L'attesa di Piero Messina.2015

Con troppe lacrime piangi, Maria, solo l’immagine d’un’agonia: sai che alla vita, nel terzo giorno, il figlio tuo farà ritorno: lascia noi piangere, un po’ più forte, chi non risorgerà più dalla morte. (Fabrizio De André, Tre Madri, La Buona Novella)

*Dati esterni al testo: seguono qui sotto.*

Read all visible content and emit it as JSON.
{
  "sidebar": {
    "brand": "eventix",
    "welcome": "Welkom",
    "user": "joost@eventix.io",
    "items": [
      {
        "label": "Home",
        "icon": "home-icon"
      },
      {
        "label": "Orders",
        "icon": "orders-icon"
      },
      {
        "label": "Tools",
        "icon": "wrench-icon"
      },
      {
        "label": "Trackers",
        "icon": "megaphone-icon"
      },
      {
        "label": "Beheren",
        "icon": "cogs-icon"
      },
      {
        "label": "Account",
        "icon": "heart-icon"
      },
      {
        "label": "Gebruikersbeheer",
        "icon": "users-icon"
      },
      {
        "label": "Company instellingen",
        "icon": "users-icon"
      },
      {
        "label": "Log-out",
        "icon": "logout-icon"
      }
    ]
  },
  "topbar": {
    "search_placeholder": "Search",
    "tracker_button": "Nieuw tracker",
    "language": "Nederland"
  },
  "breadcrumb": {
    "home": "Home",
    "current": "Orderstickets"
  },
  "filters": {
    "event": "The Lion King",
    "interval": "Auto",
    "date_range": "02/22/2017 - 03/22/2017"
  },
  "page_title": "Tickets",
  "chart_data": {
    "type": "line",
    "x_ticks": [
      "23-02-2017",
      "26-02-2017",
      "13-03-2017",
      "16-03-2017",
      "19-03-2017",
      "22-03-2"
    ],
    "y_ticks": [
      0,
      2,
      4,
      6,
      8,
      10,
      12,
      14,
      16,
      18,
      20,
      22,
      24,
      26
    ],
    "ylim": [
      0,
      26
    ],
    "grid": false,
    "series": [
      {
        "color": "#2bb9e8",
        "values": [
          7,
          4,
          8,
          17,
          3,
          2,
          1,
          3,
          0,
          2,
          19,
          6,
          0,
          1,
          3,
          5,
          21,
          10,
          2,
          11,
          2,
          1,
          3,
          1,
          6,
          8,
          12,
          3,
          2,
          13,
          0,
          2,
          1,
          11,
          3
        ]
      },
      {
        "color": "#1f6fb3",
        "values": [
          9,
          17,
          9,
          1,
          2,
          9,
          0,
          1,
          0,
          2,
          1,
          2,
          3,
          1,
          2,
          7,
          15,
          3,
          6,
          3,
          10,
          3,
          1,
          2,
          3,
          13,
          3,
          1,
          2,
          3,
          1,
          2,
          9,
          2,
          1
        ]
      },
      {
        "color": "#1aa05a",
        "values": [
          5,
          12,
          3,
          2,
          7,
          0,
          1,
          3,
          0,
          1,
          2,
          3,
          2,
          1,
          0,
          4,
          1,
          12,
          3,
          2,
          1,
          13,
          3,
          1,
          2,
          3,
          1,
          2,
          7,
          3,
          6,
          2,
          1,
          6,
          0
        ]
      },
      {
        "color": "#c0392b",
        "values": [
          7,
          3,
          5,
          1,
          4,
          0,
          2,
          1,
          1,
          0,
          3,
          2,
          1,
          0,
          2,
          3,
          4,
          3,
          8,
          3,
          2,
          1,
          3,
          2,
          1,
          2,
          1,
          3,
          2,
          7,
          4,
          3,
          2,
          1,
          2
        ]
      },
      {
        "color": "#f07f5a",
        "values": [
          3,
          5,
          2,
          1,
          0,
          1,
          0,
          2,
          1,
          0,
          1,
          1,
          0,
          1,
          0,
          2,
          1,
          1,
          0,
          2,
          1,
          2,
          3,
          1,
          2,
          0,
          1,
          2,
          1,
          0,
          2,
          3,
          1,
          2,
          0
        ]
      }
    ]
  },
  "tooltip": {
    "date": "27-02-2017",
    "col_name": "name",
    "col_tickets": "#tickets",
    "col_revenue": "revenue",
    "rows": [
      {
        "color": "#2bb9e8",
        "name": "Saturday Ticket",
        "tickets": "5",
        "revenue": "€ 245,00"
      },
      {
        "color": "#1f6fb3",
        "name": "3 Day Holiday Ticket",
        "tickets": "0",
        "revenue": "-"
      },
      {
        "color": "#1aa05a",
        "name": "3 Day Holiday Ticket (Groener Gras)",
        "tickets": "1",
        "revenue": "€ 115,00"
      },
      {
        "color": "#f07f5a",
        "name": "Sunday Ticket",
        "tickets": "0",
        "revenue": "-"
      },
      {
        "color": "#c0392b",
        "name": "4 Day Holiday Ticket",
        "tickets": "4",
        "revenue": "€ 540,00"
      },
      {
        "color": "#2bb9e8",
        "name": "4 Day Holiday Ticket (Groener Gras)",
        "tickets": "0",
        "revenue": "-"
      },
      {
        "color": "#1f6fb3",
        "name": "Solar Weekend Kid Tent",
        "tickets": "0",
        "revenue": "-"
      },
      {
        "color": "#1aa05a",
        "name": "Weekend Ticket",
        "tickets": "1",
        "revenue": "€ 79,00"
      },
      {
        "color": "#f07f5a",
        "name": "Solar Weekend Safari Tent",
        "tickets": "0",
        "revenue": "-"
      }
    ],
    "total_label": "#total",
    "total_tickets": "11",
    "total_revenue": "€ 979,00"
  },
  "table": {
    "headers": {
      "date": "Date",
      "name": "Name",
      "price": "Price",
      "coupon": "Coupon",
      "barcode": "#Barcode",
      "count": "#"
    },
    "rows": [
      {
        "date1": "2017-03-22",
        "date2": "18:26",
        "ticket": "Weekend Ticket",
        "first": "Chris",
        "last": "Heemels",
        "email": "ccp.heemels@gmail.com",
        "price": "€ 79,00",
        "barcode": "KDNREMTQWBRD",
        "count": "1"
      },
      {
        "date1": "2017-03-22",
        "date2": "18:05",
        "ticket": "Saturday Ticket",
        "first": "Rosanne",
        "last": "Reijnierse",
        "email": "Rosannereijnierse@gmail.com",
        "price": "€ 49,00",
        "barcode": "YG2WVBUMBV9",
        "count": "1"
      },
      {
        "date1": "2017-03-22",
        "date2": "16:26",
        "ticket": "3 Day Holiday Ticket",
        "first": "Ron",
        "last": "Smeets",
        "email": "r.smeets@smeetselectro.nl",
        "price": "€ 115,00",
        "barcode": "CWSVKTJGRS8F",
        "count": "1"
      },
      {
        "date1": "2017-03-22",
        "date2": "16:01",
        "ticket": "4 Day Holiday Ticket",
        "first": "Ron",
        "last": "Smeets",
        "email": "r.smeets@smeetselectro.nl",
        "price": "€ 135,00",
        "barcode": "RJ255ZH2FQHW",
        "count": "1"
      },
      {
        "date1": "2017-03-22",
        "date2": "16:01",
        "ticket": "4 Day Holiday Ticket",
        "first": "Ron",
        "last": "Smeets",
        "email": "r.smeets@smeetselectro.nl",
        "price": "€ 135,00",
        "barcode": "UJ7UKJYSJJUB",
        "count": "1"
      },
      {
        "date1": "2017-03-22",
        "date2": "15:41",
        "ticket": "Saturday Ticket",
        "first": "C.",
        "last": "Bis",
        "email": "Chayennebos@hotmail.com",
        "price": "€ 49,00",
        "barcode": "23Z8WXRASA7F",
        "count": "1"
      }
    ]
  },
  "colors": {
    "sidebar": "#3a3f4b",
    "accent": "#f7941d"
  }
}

Piero Messina, regista de L'attesa è il collaboratore di Paolo Sorrentino. Dall’alto, la macchina da presa scende su un Cristo morente. No, Magritte ci direbbe che quello non è un Cristo morente ma solo la sua rappresentazione, quindi dall’alto, la macchina da presa scende sulla rappresentazione di un Cristo morente.Lì ferma Juliette Binoche, che non riesce a trattenersi e lascia bagnare da rivoli di urina scappata per il troppo dolore le gambe. Sulle pendici dell’Etna si celebra un funerale, non è difficile intuirlo. Ma di chi? Quando la fidanzata di Giuseppe torna dalla Francia e chiede del ragazzo «È fuori, ma tornerà», si sentirà dire dalla madre. materassini sgonfiati lentamente, abbracciandoli, solo per sentire l’aria che ne esce (aria che, si intuisce è stata soffiata dentro dal figlio defunto) Tanta Sicilia nella processione della Madonna con stile semidocumentaristico e l’apparizione fantasmatica del morto! Un film acerbo, salottiero, aristocratico, drappi di velluto sugli specchi. Brava la Binoche, ma che sorpresa Lou de Laâge! notevole la fotografia firmata da Francesco Di Giacomo, ma questo rapimento estetico di fronte alle belle immagini che L’attesa contiene non è sufficiente però a farne un buon film, e anche l’ottima Juliette Binoche avrebbe meritato di essere meglio diretta, anziché lasciarle fare quegli intensi primi piani di cui tutti già la sappiamo capace. Manierismo e accaddemismo, vogliamo più pancia.